Por Erick Fishuk
Termino com este texto uma breve série em que espero ter bem abordado várias questões que me fizeram pensar durante a tradução de textos da língua russa para a portuguesa, especialmente canções e discursos da era soviética. Eu havia escrito e salvado esses apontamentos como notas no Facebook e, após algumas revisões, publiquei nessas últimas três semanas. Não deixem de ler também o primeiro texto e o segundo texto da série, para conhecer a ideia por trás das publicações, meus pressupostos em teoria tradutória e algumas informações sobre os autores de livros que cito aqui.

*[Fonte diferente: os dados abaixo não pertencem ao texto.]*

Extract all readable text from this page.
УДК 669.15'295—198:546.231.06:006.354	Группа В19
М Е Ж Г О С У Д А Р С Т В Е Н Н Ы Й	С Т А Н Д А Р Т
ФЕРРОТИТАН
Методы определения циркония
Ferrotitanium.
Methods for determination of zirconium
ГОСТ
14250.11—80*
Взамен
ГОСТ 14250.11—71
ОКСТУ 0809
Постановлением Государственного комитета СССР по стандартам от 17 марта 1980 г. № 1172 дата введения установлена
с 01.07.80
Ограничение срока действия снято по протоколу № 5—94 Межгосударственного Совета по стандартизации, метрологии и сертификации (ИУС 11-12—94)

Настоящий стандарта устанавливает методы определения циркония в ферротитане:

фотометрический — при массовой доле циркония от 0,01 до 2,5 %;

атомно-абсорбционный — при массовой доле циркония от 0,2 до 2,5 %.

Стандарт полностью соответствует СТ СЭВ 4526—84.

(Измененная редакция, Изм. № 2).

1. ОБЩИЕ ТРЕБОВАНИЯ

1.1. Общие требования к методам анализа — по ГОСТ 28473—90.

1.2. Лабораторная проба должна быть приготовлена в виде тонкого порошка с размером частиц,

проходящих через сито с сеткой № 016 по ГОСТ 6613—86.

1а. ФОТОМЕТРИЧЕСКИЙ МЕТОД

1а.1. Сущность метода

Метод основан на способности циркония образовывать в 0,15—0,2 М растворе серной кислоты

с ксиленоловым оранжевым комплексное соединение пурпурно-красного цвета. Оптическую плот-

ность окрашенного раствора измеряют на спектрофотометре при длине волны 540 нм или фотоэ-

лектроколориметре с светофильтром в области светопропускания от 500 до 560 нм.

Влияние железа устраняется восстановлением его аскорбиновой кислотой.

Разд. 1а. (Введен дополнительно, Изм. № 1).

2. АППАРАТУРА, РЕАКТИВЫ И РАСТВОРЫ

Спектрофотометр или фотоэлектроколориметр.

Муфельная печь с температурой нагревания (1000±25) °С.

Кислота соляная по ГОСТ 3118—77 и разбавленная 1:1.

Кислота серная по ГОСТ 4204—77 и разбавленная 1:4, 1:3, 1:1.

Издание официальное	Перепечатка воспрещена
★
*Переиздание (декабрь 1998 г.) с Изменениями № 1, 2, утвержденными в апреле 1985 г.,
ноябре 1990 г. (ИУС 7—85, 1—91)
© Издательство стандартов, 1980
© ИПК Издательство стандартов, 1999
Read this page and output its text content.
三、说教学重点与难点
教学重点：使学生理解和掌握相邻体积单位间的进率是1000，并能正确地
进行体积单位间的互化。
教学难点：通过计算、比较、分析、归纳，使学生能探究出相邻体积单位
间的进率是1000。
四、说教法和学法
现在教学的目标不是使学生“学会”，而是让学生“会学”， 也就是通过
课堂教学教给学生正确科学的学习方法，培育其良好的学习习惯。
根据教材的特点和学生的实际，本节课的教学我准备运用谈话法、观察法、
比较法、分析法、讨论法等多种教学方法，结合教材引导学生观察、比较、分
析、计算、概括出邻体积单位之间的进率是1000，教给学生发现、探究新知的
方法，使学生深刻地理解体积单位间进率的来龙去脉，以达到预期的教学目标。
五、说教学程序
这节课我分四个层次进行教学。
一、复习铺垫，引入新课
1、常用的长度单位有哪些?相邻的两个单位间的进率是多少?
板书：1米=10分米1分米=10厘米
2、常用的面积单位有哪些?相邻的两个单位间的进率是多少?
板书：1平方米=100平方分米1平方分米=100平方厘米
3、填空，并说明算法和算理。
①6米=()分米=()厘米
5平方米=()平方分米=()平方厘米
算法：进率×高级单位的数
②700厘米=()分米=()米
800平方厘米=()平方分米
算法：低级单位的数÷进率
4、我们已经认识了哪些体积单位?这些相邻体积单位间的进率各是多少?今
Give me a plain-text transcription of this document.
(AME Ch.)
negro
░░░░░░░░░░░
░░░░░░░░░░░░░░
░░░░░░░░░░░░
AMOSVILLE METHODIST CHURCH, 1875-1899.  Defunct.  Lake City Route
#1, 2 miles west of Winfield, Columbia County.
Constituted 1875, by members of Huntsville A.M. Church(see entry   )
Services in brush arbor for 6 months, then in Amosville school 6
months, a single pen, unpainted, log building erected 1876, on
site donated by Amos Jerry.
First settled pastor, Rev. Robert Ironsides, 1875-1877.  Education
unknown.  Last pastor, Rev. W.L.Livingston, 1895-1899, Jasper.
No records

Nesta terceira postagem, um pouco mais longa e também mais minuciosa (o que pode tê-la tornado mais árida), dou exemplos de como lidar com as repetições de palavras e expressões no texto de partida, especialmente se elas tiverem função estilística, e como por vezes a condensação do tamanho do texto na versão de chegada é possível prejudicando ao mínimo a passagem de significados. Para tanto, serão mencionados vários procedimentos técnicos que os teóricos da tradução mais consagrados descrevem em suas obras e cujo esclarecimento pode exigir pesquisa adicional. Também é recomendável que as leitoras e leitores tenham algum conhecimento de russo, mesmo apenas do alfabeto cirílico, porque nem sempre vou traduzir ou transliterar as palavras e frases dos textos de partida.
REPETIÇÃO E CONDENSAÇÃO
Concluí mais uma tradução de um pequeno discurso de Lenin, e me deparei com alguns problemas tradutórios que gostaria de compartilhar. São relativos à manutenção de repetições estilísticas e à condensação de duas expressões numa só, mas carregando o sentido de ambas.
A primeira questão se refere ao seguinte trecho:
“Почему мы победили Юденича, Колчака и Деникина, хотя им помогали капиталисты всего мира? Почему мы уверены, что победим теперь разруху, восстановим промышленность и земледелие?”
Para tornar a exposição mais fácil, vou mostrar a solução à qual cheguei:
“Por que vencemos Iudenich, Kolchak e Denikin, embora eles tenham sido auxiliados pelos capitalistas do mundo inteiro? Por que estamos certos de que agora venceremos o caos e restauraremos a indústria e a agricultura?”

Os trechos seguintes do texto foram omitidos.